05 遠ざかる背中
――坂本大翔と清水由紀の場合⑤――
どうしてこうも、うまく行かないんだろう。
「清水ってさ」
放課後、ホームルームが終わった直後に声をかければ、清水はきょとんとした顔で俺を見た。
「部活、いつも何時くらいに終わんの」
「ん、結構まちまちだけど、大体六時前くらいには帰るかなぁ」
「ふーん」
黒板の上にかかる時計を見る。
ホームルームが終わったのは、四時。
二時間ほどか。
「どうかしたの?」
「いや、別に。

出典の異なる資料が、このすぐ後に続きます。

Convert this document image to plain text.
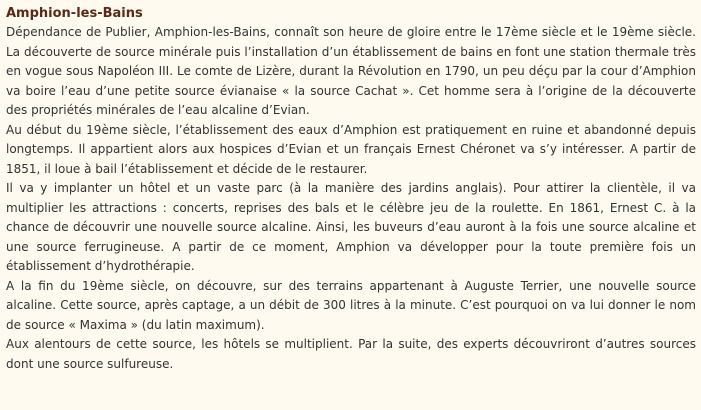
Amphion-les-Bains

Dépendance de Publier, Amphion-les-Bains, connaît son heure de gloire entre le 17ème siècle et le 19ème siècle. La découverte de source minérale puis l’installation d’un établissement de bains en font une station thermale très en vogue sous Napoléon III. Le comte de Lizère, durant la Révolution en 1790, un peu déçu par la cour d’Amphion va boire l’eau d’une petite source évianaise « la source Cachat ». Cet homme sera à l’origine de la découverte des propriétés minérales de l’eau alcaline d’Evian.

Au début du 19ème siècle, l’établissement des eaux d’Amphion est pratiquement en ruine et abandonné depuis longtemps. Il appartient alors aux hospices d’Evian et un français Ernest Chéronet va s’y intéresser. A partir de 1851, il loue à bail l’établissement et décide de le restaurer.

Il va y implanter un hôtel et un vaste parc (à la manière des jardins anglais). Pour attirer la clientèle, il va multiplier les attractions : concerts, reprises des bals et le célèbre jeu de la roulette. En 1861, Ernest C. à la chance de découvrir une nouvelle source alcaline. Ainsi, les buveurs d’eau auront à la fois une source alcaline et une source ferrugineuse. A partir de ce moment, Amphion va développer pour la toute première fois un établissement d’hydrothérapie.

A la fin du 19ème siècle, on découvre, sur des terrains appartenant à Auguste Terrier, une nouvelle source alcaline. Cette source, après captage, a un débit de 300 litres à la minute. C’est pourquoi on va lui donner le nom de source « Maxima » (du latin maximum).

Aux alentours de cette source, les hôtels se multiplient. Par la suite, des experts découvriront d’autres sources dont une source sulfureuse.
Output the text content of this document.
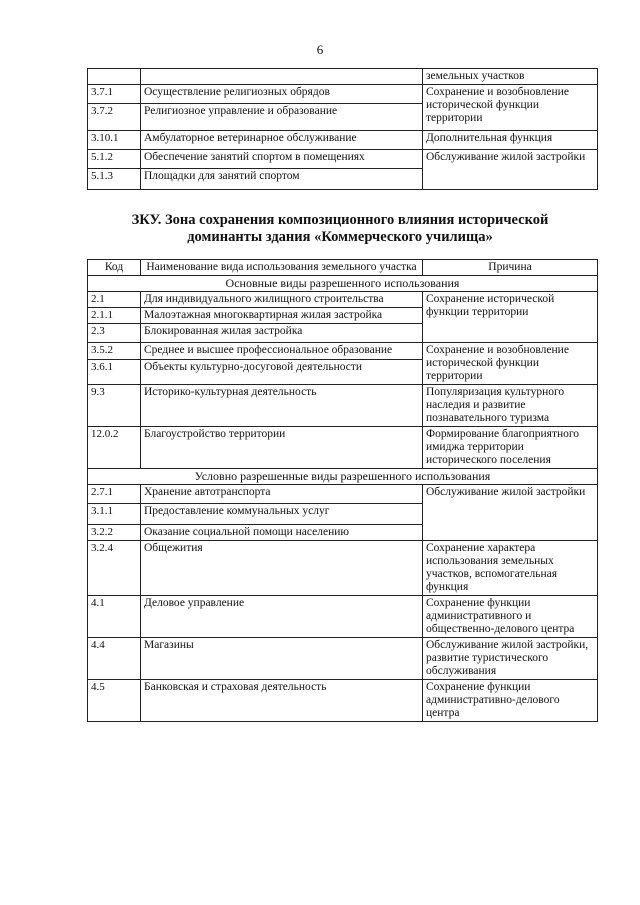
6
		земельных участков
3.7.1	Осуществление религиозных обрядов	Сохранение и возобновление исторической функции территории
3.7.2	Религиозное управление и образование	
3.10.1	Амбулаторное ветеринарное обслуживание	Дополнительная функция
5.1.2	Обеспечение занятий спортом в помещениях	Обслуживание жилой застройки
5.1.3	Площадки для занятий спортом	
ЗКУ. Зона сохранения композиционного влияния исторической
доминанты здания «Коммерческого училища»
Код	Наименование вида использования земельного участка	Причина
Основные виды разрешенного использования		
2.1	Для индивидуального жилищного строительства	Сохранение исторической функции территории
2.1.1	Малоэтажная многоквартирная жилая застройка	
2.3	Блокированная жилая застройка	
3.5.2	Среднее и высшее профессиональное образование	Сохранение и возобновление исторической функции территории
3.6.1	Объекты культурно-досуговой деятельности	
9.3	Историко-культурная деятельность	Популяризация культурного наследия и развитие познавательного туризма
12.0.2	Благоустройство территории	Формирование благоприятного имиджа территории исторического поселения
Условно разрешенные виды разрешенного использования		
2.7.1	Хранение автотранспорта	Обслуживание жилой застройки
3.1.1	Предоставление коммунальных услуг	
3.2.2	Оказание социальной помощи населению	
3.2.4	Общежития	Сохранение характера использования земельных участков, вспомогательная функция
4.1	Деловое управление	Сохранение функции административного и общественно-делового центра
4.4	Магазины	Обслуживание жилой застройки, развитие туристического обслуживания
4.5	Банковская и страховая деятельность	Сохранение функции административно-делового центра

何でもねーよ」
「ふうん?」
怪訝そうな顔をしつつ、清水は鞄に教科書類を詰める。
それから立ち上がって、ちらり、俺の方を向いた。
「じゃあ、また明日ね、坂本くん」
「おお、またな」
部活に向かう清水の背中を見送ってから、小さくため息をついた。
「二時間、かぁ……」
帰宅部の俺にとっての二時間は長い。
どうしたものか、腕を組んでしばらく逡巡した。
季節は梅雨。
そんな中で、今日はひどく天気がいい。
いっそ暑いほどだ。
「よし!」
鞄を引っ掴んで、教室を出た。
作戦はこうだ。
清水の部活が終わるまでの二時間、ゲーセンかどこかで時間を潰そう。
そして学校に戻り、偶然を装って部活が終わった清水と鉢合わせる。
何をしているのかと聞かれたら、忘れ物に気付いて取りに戻っていたとでも言えばいいだろう。
「完璧だ……!」
廊下でガッツポーズをしたら、すれ違った生徒に変な顔をされた。
……さて、それが約二時間前。
ゲーセンで時間を潰して学校へ戻って来た現在。
「…………まだか」
時計を見れば六時二十分。
下駄箱をちらりと確認すれば、まだ清水は校内にいるらしい。
ストーカーとか言うな。
途中のコンビニで買ってきたスポーツドリンクを飲みつつ、玄関先で待機。
校門の向こう側を、部活帰りの運動部連中が歩いていくのが見えた。
「坂本くん?」
「ぶっ、ごほごほっ」
唐突にかかった声に、思わずむせ込んだ。
振り向いてみれば、驚いたような顔で俺を見る清水がいた。
「どうしたの、こんな時間に学校にいるなんて珍しい」
「忘れもんがあってさ、げほっ、さっき取ってきて、ちょっと休憩を……ごほっ」
「あああ、なんかごめんね、驚かせるつもりはなかったんだけど」
そう言いながら、清水が俺の背中をさすった。
頭の中で、『嫁』という単語がピカピカした気がする。
「あー、悪い、落ち着いた」
「そう? よかった」
ほっとしたように笑ってから、清水は俺から離れ、腕時計に視線を落とした。
「っと、ヤバい急がないと! じゃあね、坂本くん! また明日!」
「えっ」
清水はあわただしく手を振って、パタパタと走り去っていく。
その後ろ姿を見送りながら、俺は力なくしゃがみこんだのだった。
「……こんな時に限って、用事かよ……!」
なかなかどうして、人生はうまく行かない。